To make it possible to switch between speakers and headphones, follow these steps:
- Run
alsamixer
.
- If necessary, select your sound card with F6.
- Navigate to “Auto-Mute” with the right arrow →.
- Disable it with the down arrow ↓.
- Press Esc to exit.
Or you can do all these steps with one command:
- Open terminal
- run
amixer -c 1 set 'Auto-Mute Mode' Disabled
Now you can change between speakers and headphones in the PulseAudio Volume Control.
After applying these instructions you can make your life easier by using Sound Switcher Indicator to quickly switch between headphones and speakers.

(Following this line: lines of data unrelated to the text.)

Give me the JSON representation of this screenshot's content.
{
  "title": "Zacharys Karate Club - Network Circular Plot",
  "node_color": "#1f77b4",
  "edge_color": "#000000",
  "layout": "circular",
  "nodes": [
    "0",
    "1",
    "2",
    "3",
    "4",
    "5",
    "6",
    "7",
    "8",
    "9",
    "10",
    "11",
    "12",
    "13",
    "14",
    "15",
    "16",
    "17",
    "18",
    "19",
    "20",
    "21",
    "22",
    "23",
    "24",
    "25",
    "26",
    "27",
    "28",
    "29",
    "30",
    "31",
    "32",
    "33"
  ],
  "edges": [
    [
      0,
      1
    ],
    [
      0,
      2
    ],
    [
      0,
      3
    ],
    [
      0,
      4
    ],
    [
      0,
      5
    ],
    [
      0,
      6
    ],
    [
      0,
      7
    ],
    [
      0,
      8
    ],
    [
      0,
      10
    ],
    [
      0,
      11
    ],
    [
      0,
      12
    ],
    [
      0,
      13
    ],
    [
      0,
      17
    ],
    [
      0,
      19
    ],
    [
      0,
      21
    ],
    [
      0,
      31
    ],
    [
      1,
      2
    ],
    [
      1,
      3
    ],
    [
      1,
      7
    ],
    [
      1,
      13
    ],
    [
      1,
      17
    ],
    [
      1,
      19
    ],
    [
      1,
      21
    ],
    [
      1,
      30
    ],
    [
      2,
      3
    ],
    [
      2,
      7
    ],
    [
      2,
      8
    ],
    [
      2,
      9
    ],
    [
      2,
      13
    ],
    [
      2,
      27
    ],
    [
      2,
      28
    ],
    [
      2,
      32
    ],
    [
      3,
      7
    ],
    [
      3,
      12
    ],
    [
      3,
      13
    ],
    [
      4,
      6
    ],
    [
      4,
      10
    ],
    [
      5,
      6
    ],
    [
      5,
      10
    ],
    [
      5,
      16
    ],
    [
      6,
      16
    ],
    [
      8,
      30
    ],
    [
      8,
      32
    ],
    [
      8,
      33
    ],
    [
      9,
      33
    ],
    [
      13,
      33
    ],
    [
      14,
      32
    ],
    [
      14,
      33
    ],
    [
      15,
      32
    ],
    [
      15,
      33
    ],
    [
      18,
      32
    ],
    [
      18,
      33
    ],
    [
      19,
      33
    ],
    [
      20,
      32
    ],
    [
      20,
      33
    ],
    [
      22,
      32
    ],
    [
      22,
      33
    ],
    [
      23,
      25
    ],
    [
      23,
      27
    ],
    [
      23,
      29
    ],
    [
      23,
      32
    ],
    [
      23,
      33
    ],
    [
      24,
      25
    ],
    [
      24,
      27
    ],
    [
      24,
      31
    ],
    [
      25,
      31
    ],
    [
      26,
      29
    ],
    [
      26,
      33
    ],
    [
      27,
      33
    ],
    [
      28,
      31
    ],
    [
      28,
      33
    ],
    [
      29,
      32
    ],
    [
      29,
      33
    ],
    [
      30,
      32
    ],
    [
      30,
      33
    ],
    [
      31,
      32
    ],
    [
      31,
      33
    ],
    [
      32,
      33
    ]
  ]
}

Firstly, keep options snd-hda-intel model=asus-mode5
added to /etc/modprobe.d/alsa-base.conf
Disable pulseaudio's auto spawning capabilities and kill all instances
$ echo autospawn = no >> /etc/pulse/client.conf
$ killall pulseaudio
check if there is anything else using the sound card
$ sudo fuser -v /dev/snd/*
make sure you kill anything that comes up and stop it from respawning too, how to do this will depend on what the program is.
Install alsa-tools-gui
$ sudo apt-get install alsa-tools-gui
$ sudo hdajackretask
When the GUI loads, click "Show unconnected pins" and override the first unconnected pin to be a headphone jack and apply the settings. Daemonise pulseaudio puslseaudio -D
and test the sound, repeat this for all unconnected ports until you find the right one.
Once you have found the one the correct jack, click "Install boot override" and restart to make sure everything works. Now edit the pulseaudio
config file and remove the line added earlier to allow respawning again.
Until you reboot, volume can only modified using alsamixer
rather than the usual GUI component. After rebooting, everything goes back to normal.
Best Answer
You can change using
System Settings->Sound->Output
- just pick the device you want the sound to output on.